The Dom Pérignon Room is the smallest (the capacity is 18), most intimate and most exclusive private dining space at Vue de Monde. This ambient, theatrical room is geared towards maximum enjoyment of the spectacular 55th-floor views of Melbourne but the décor is no slouch. Australian contemporary textile artist Hiromi Tango has created a site- specific installation that serves as a conversational centrepiece; the tables and chairs are clad in tactile kangaroo hide and fur; and a subtle taste of the Australian terroir is conveyed through the use of river rocks and old grapevines as cutlery settings and props for the dramatic dégustation menu. If you really want to splash out, the chefs can devise a menu where each course is matched to a glass of vintage Dom Pérignon.
A colourful portrait of owner Philippe Mouchel’s mentor, Paul Bocuse, hangs on the wall of this so-Frenchy, so-chic private dining salon (which can accommodate up to 10 people) that’s removed in splendid isolation from the equally elegant main dining areas. The white wainscoting, gleaming metal pendant lights, gilt-framed mirror and pale-grey upholstered chairs are a study in pitch-perfect style, as is Mouchel’s classic-with-a-twist French food.
This glam central-Sydney Italian boasts more masculine charm than Marcello Mastroianni; ditto the private dining room with walls that double as the restaurant’s visually arresting olioteca (olive oil store). It has an admirably flexible capacity (eight to 56), thanks to removable soundproof panels that can be used to manage the atmosphere of the dark and delightfully moody room.

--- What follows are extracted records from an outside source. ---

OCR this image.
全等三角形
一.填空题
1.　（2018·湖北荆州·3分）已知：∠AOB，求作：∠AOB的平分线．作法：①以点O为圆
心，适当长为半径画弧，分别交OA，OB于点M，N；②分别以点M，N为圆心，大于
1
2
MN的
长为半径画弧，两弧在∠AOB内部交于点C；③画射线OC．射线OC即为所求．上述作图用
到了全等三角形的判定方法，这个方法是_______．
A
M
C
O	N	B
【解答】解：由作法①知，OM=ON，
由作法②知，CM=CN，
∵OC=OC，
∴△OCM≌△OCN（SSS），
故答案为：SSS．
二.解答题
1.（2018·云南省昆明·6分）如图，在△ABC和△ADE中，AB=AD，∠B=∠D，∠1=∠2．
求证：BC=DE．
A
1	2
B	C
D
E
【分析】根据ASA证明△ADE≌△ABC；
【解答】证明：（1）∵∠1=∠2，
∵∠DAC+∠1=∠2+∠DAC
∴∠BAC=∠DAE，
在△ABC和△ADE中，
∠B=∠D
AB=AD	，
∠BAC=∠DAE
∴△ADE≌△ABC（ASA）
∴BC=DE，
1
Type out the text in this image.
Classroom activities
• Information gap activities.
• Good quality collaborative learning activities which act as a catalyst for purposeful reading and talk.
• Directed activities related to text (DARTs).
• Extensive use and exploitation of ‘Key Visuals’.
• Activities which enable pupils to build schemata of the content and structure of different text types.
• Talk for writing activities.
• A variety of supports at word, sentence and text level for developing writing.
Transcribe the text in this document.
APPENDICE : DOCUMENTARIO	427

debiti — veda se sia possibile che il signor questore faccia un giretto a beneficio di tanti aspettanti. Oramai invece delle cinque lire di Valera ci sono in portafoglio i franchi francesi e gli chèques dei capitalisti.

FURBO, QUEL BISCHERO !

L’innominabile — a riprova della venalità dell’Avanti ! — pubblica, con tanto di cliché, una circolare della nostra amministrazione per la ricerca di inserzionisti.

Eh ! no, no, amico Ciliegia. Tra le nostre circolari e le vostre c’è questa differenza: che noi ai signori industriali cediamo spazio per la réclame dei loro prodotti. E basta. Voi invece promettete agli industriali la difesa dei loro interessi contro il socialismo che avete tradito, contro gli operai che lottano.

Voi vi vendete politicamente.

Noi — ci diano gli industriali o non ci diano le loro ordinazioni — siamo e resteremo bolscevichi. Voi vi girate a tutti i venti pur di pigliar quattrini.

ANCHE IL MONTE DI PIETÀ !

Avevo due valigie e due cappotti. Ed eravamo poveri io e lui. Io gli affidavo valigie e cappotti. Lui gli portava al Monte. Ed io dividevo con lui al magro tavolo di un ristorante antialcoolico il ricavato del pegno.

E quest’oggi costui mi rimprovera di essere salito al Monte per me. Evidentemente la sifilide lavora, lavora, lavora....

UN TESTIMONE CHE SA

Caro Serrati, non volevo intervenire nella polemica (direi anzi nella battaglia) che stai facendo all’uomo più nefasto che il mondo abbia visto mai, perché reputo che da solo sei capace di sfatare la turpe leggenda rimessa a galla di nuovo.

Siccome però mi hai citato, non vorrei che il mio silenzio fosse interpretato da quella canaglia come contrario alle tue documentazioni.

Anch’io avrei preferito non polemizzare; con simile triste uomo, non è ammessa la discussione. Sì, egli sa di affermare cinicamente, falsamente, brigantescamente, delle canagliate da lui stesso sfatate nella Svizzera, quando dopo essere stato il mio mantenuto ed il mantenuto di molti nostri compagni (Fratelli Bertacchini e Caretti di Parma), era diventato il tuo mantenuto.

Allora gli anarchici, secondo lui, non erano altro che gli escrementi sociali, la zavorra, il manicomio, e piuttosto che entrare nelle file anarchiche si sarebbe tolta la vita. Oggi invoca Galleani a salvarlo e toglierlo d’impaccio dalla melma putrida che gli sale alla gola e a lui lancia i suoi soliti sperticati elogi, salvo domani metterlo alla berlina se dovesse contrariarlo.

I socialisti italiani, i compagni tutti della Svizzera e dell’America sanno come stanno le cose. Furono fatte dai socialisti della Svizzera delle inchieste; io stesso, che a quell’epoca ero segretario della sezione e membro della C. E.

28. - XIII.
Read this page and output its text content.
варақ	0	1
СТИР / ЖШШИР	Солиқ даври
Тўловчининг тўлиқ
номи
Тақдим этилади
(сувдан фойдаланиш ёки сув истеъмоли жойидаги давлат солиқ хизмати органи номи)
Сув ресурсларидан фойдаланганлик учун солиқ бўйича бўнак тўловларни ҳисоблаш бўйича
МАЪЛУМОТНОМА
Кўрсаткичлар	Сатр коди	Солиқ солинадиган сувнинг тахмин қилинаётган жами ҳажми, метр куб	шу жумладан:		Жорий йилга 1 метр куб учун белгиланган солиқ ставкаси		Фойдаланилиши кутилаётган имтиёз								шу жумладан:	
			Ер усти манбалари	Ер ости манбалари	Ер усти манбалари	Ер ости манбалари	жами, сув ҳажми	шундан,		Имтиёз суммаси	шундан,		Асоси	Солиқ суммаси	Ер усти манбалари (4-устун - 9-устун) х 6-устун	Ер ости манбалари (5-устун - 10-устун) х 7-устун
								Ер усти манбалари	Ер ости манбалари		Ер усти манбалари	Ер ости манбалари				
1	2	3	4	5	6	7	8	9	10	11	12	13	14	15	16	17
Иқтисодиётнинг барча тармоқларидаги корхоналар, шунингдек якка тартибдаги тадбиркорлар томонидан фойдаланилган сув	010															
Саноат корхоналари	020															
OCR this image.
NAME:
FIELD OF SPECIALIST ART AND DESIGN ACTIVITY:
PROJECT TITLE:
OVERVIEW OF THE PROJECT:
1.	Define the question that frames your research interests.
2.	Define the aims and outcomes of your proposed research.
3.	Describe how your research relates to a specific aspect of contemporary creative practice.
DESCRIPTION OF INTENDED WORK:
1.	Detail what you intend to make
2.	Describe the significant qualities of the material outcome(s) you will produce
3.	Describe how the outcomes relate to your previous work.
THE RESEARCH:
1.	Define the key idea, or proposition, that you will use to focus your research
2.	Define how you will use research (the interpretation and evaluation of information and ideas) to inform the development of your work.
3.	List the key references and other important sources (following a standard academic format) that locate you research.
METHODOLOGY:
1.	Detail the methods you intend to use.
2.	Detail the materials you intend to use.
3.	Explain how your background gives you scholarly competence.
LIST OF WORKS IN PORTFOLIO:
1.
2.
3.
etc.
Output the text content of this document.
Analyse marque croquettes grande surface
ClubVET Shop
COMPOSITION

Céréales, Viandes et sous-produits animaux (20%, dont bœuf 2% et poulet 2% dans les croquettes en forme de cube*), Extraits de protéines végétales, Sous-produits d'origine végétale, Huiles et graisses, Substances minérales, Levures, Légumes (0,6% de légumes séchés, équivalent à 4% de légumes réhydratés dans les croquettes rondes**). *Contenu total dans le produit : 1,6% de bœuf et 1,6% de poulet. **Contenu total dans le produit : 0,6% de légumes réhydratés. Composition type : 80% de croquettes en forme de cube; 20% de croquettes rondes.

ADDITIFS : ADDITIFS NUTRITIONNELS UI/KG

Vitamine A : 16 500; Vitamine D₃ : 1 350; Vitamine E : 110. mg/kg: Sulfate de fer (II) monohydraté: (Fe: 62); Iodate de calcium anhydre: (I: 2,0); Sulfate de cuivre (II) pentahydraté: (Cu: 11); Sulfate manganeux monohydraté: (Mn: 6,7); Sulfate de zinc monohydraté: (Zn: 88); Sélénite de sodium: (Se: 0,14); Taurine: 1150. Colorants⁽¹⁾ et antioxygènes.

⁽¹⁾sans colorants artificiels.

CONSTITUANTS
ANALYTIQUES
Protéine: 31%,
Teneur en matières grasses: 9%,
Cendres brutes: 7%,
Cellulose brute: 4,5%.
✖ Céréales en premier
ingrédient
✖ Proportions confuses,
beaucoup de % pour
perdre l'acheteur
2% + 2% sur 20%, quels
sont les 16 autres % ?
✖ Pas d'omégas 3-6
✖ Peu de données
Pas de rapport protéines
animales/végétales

A crowd-pleasing menu brings the regional Italian goods (it’s the go-to for artisanal pastas), while the smartly dressed waiters are some of the best in the business.
Restaurant Hubert, Sydney
The hottest ticket in town, Hubert brings fin-de-siècle class to private dining. Ornate, intricate and intimate, with warmth conjured from brass, leather and timber, it’s restaurant as stage show. The two private dining rooms, seating eight to 10, have old-fashioned-gentlemen’s-club charm and plenty of curios (the private space dubbed the Botero Boardroom is decorated with artworks by Colombian figurative painter Fernando Botero). Along with the classic French menu and beautifully thought-out wine list, it’s pure class.